Kadınların ya da erkeklerin başlarını
örtmeleri aslında çok çok eski tarihlere dayanır.
Yok yok hep çırılçıplak ve avret
yerlerini incir yapraklarıyla korur biçimde çizilen Adem Peygamber ve Havva anamıza kadar indirmeyeceğim olayı.
Onlar ne giyerlerdi ya da giymezler
miydi hiç kimse bilmez ama gel gör ki çocukluğumdan hatırlıyorum bir Yehova Şahidi olan Rum komşumuz Madam
Evniki bize zaman zaman içinde resimler olan bir kitap okurdu ve aslı Rumca
olan kitapta da Adem Peygamber ve Havva Anamız çıplak olarak resmedilmişti.
Havva Anamız elindeki elmayı Adem Babamıza uzatır vaziyetteydi resim.
Ha bu arada bizim en mutaassıp olduğumuz Osmanlı Devleti döneminde bile Adem Peygamber
ve Havva Anamızın minyatürlerde çırılçıplak
oldukları görülür. Bir Allah’ın kulu da ‘’Yahu Adem koskoca bir peygamber onu
çıplak resmetmek ayıp olur, bir şeyler giydirelim.’’ Dememiş. Demedikleri gibi Adem Babamız ve Havva anamızı resmetmekte
aynen Hıristiyanlar gibi davranmışlar.
Burada bir başka ilginç hususu dile getirmeden geçemeyeceğim: İslam Dünyasında
Peygamberlerin resimlerinin çizilmesi yasaklanmıştır. Bu bakımdan da Müslüman-
Türk dünyasında Peygamberlerin minyatürlerine
rastlamanız mümkün değildir; Adem Peygamber hariç...[ Not: Tek tük de
olsa peygamberimizin bile yüzünün resmedildiği minyatürlere rastlanır ama bunların
sayısı bir elin parmaklarını geçmez.]
Peki diğer peygamberler ve eşleri giyinik miydiler? Başörtü kullanırlar mıydı?

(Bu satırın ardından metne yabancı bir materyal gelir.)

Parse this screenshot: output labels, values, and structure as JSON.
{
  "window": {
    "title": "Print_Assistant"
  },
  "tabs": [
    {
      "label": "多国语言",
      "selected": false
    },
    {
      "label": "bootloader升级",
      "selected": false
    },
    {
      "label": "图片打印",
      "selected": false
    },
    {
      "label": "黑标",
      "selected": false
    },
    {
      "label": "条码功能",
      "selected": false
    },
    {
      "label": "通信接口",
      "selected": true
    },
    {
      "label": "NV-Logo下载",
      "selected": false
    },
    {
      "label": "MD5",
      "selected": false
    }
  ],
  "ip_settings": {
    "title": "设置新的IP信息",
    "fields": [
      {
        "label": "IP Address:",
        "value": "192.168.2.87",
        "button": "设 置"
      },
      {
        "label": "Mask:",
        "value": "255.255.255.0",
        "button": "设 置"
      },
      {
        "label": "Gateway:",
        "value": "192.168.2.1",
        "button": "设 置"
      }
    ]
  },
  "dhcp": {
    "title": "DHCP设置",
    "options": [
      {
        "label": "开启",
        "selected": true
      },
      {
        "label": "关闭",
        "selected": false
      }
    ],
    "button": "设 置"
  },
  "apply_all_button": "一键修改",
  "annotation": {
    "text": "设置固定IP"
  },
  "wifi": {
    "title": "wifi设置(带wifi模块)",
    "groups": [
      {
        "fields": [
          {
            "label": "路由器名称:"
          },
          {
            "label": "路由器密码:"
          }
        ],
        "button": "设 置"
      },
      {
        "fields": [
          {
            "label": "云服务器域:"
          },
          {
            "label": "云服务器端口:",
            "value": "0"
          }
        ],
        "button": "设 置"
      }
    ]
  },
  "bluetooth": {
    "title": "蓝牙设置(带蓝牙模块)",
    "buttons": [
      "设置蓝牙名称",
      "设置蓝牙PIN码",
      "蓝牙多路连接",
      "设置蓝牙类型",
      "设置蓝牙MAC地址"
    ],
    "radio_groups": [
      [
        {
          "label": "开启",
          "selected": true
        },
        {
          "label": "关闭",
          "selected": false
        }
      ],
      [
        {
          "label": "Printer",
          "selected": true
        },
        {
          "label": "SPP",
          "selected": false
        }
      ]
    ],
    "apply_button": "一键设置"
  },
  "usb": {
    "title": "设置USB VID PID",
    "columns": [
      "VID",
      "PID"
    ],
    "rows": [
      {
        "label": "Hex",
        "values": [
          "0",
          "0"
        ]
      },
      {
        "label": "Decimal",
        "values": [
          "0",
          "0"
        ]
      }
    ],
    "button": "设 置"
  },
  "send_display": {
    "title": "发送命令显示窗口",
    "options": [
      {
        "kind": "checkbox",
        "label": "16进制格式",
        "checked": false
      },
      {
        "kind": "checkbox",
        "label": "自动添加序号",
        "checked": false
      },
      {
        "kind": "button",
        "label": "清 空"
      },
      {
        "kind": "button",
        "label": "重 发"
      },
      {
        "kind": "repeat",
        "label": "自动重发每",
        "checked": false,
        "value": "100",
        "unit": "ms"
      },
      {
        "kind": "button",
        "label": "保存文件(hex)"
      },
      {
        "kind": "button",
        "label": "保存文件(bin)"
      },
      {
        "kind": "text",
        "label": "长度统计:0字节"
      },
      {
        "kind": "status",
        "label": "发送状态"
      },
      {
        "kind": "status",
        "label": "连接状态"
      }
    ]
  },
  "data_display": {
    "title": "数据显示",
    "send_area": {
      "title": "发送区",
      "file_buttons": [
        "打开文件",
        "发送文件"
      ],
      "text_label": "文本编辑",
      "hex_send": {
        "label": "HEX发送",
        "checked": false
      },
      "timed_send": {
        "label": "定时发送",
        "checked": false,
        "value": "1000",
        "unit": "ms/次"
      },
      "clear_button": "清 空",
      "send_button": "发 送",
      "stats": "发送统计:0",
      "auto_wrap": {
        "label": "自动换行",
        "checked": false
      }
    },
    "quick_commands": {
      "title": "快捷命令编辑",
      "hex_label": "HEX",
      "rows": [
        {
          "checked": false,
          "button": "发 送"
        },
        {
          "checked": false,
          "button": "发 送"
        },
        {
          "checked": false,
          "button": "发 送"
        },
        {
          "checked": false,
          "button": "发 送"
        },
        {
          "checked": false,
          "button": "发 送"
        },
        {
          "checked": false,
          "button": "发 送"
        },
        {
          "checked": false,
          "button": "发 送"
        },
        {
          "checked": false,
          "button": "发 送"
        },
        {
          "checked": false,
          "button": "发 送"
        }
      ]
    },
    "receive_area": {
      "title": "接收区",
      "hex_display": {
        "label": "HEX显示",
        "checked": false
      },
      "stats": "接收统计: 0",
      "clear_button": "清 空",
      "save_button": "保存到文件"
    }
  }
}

Giyinik oldukları konusunda tüm semavi dinler ittifak etmiş olsalar da başörtü
konusunu bir kaç örnek dışında bilmiyoruz ama en azından Hz. İsa’nın Annesi
Meryem’i tüm Hıristiyan ikonlarında ve
heykellerde giyinik ve başörtülü bir kadın olarak görüyoruz.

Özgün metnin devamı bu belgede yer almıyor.